We simply, defined epistemology as “how we know what we know”. Alcoff claims that epistemology is human and dependent on social reality and asks the reader to examine whether such female epistemology is political. However, I want to take a few steps back in order to question whether or not epistemologies are derived from a source or if they are the actual source. As we have been studying feminist epistemology in class, I wondered whether feminist epistemologies are formed because of social reality or if social reality is formed through epistemologies.
When I heard the words, “social reality”, magazines such as Vogue and TIME came to mind. As a woman, I find the content in Vogue magazine to be very inspiring. Vogue addresses aspects of fashion and living in everyday society. It is able to capture the social reality of the world today without only focusing on fashion. Vogue was first published in 1892 and grew to having subscriptions on an international level. Each country’s Vogue Magazine incorporates aspects of that country’s culture. It expresses the particular culture of each country and the country’s own epistemology. Also, Vogue represents feminist epistemologies from each separate country as it is a magazine geared more towards addressing women’s ideologies.
TIME is a different sort of ground breaking magazine that tends to capture important thoughts in the social world. Also on an international level, TIME Magazine, sometime known as the International Magazine of Events, captures the essence of the social reality and epistemologies of all sexes because unlike Vogue, TIME is not a magazine aiming at any specific audience. TIME was first published in 1923 to capture the reality of the world’s social events. Similar to Vogue’s style of publications, TIME has publishing headquarters in different countries around the world that publishes material relevant to the ideologies that pertain to that certain country’s epistemology.

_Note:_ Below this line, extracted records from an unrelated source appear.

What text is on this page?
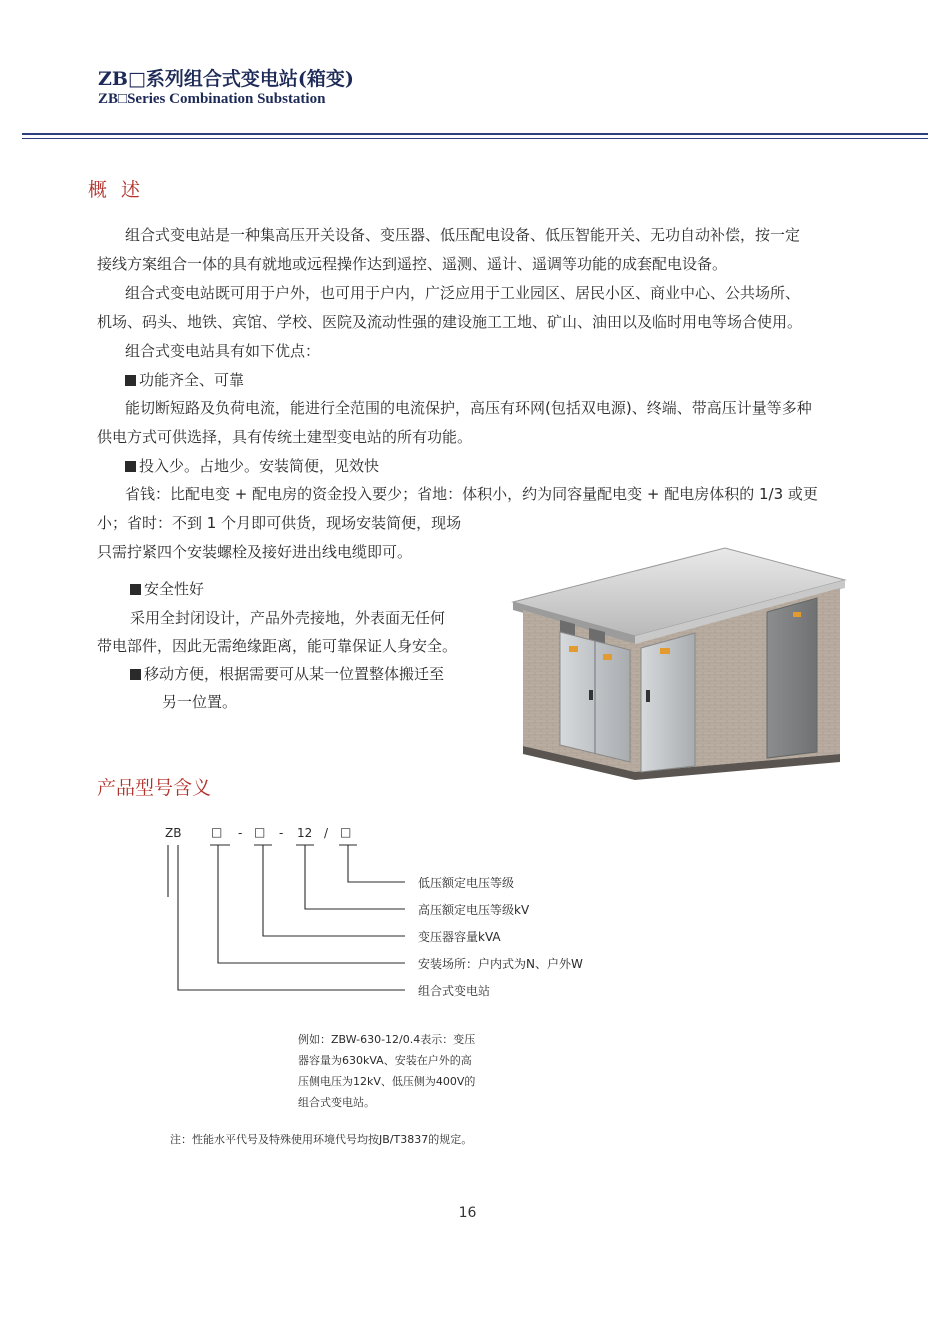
ZB□系列组合式变电站(箱变)
ZB□Series Combination Substation
概述
组合式变电站是一种集高压开关设备、变压器、低压配电设备、低压智能开关、无功自动补偿，按一定
接线方案组合一体的具有就地或远程操作达到遥控、遥测、遥计、遥调等功能的成套配电设备。
组合式变电站既可用于户外，也可用于户内，广泛应用于工业园区、居民小区、商业中心、公共场所、
机场、码头、地铁、宾馆、学校、医院及流动性强的建设施工工地、矿山、油田以及临时用电等场合使用。
组合式变电站具有如下优点：
功能齐全、可靠
能切断短路及负荷电流，能进行全范围的电流保护，高压有环网(包括双电源)、终端、带高压计量等多种
供电方式可供选择，具有传统土建型变电站的所有功能。
投入少。占地少。安装简便，见效快
省钱：比配电变 + 配电房的资金投入要少；省地：体积小，约为同容量配电变 + 配电房体积的 1/3 或更
小；省时：不到 1 个月即可供货，现场安装简便，现场
只需拧紧四个安装螺栓及接好进出线电缆即可。
安全性好
采用全封闭设计，产品外壳接地，外表面无任何
带电部件，因此无需绝缘距离，能可靠保证人身安全。
移动方便，根据需要可从某一位置整体搬迁至
另一位置。
产品型号含义
ZB □ - □ - 12 / □
低压额定电压等级
高压额定电压等级kV
变压器容量kVA
安装场所：户内式为N、户外W
组合式变电站
例如：ZBW-630-12/0.4表示：变压
器容量为630kVA、安装在户外的高
压侧电压为12kV、低压侧为400V的
组合式变电站。
注：性能水平代号及特殊使用环境代号均按JB/T3837的规定。
16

In a way, the epistemology of the social scene of each country is seen through the publications of Vogue and TIME Magazine. After presenting the examples of TIME’s and Vogue Magazine’s portrayal of international epistemologies, I wonder about the same question that I asked in the beginning of this blog as to whether epistemologies are dependent on social reality or vice versa remains unclear to me.
Therefore I want to ask, does the epistemology presented in the publications of Vogue and TIME Magazine rely on social reality or is social reality derivative of the epistemologies found in these two publications?